If you want to get all subsequences of items such that each item is an hour later than the previous one (not clusters of items that each are within an hour from eachother), you need to iterate over pairs (data[i-1], data[i]). Currently, you are just iterating over (i, data[i]) which raises TypeError when you try to substract data[i] from i. A working example could look like this:

from itertools import izip

def find_subsequences(data):
    if len(data) <= 1:
        return []

    current_group = [data[0]]
    delta = 3600
    results = []

    for current, next in izip(data, data[1:]):
        if abs((next - current).total_seconds()) > delta:
            # Here, `current` is the last item of the previous subsequence
            # and `next` is the first item of the next subsequence.
            if len(current_group) >= 2:
                results.append(current_group)

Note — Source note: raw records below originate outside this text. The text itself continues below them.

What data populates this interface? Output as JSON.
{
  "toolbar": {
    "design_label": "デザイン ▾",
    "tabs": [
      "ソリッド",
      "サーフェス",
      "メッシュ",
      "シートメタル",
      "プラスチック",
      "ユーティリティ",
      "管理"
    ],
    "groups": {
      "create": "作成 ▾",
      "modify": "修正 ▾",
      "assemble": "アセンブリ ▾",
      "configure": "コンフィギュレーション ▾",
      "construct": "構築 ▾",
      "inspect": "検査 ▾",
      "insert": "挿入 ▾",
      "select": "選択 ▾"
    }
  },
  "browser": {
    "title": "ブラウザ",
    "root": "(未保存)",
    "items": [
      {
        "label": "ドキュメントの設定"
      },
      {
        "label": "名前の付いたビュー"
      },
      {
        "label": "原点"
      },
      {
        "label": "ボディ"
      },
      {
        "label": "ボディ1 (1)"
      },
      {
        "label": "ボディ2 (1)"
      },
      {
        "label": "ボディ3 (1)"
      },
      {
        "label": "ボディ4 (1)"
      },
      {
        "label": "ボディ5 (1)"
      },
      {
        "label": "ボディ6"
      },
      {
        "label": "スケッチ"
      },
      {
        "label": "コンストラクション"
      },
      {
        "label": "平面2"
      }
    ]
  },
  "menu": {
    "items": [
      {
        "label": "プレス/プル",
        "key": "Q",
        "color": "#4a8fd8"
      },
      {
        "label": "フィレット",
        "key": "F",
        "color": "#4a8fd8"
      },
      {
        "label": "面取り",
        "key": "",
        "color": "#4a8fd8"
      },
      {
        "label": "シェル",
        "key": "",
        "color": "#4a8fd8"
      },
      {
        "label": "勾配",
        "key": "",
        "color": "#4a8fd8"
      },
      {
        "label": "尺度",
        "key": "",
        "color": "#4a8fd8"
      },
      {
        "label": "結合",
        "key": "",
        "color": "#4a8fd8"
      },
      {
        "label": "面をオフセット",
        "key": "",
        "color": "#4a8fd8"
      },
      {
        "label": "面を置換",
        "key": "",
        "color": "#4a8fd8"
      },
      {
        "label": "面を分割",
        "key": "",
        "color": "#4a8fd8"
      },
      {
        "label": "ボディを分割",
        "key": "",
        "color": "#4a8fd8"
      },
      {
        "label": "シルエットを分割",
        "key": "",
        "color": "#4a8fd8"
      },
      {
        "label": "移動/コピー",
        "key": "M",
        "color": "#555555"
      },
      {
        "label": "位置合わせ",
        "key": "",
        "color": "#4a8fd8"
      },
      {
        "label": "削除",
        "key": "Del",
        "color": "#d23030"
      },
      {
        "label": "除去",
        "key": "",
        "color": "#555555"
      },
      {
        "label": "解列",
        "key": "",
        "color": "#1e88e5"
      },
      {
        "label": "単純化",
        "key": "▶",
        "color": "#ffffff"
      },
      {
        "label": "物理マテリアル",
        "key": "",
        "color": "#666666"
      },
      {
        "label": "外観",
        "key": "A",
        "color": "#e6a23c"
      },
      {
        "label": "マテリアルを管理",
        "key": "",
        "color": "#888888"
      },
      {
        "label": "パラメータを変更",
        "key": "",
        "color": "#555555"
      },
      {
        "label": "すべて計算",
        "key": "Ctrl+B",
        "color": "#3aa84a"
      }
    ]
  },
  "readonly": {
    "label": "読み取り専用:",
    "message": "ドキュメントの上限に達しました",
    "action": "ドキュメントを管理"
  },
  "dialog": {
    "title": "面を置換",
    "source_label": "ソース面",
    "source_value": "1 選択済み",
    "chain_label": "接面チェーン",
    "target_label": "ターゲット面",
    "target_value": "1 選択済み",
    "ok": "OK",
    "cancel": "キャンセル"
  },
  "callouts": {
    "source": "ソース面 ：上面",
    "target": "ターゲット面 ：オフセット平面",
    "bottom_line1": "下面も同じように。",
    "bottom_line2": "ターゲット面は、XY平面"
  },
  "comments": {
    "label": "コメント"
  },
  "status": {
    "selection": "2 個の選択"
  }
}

            current_group = [next]
            continue

        current_group.append(next)

    return results
Answered By: Maciej Gol

Let’s import datetime, and take out the elipsis from your data, and then apply a lambda function with two nested loops to calculate elapsed time between any two dates lower than one hour… a boolean matrix will identify the desired clusters easily.

from datetime import datetime as dt
        
data = np.array([dt(2016, 10, 1, 8, 0),
    dt(2016, 10, 1, 9, 0),
    dt(2016, 10, 1, 10, 0),
    dt(2019, 1, 3, 9, 0),
    dt(2019, 1, 3, 10, 0),
    dt(2019, 1, 3, 11, 0)], dtype=object)
    
mds = lambda ds: [[abs(da-db).seconds/3600 <= 1 for da in ds] for db in ds]

Appling the function to data:

md = mds(data)

md will give us:

[[True, True, False, True, False, False],
 [True, True, True, True, True, False],
 [False, True, True, False, True, True],
 [True, True, False, True, True, False],
 [False, True, True, True, True, True],
 [False, False, True, False, True, True]]

Note that the main diagonal is True (Deltatime is zero), and the matrix is symmetrical. True elements are those where abs(date[i] - date[j]) is lower or equal to one hour, i and j between 0 and 5 indicates each pair of dates are considerated at the matrix.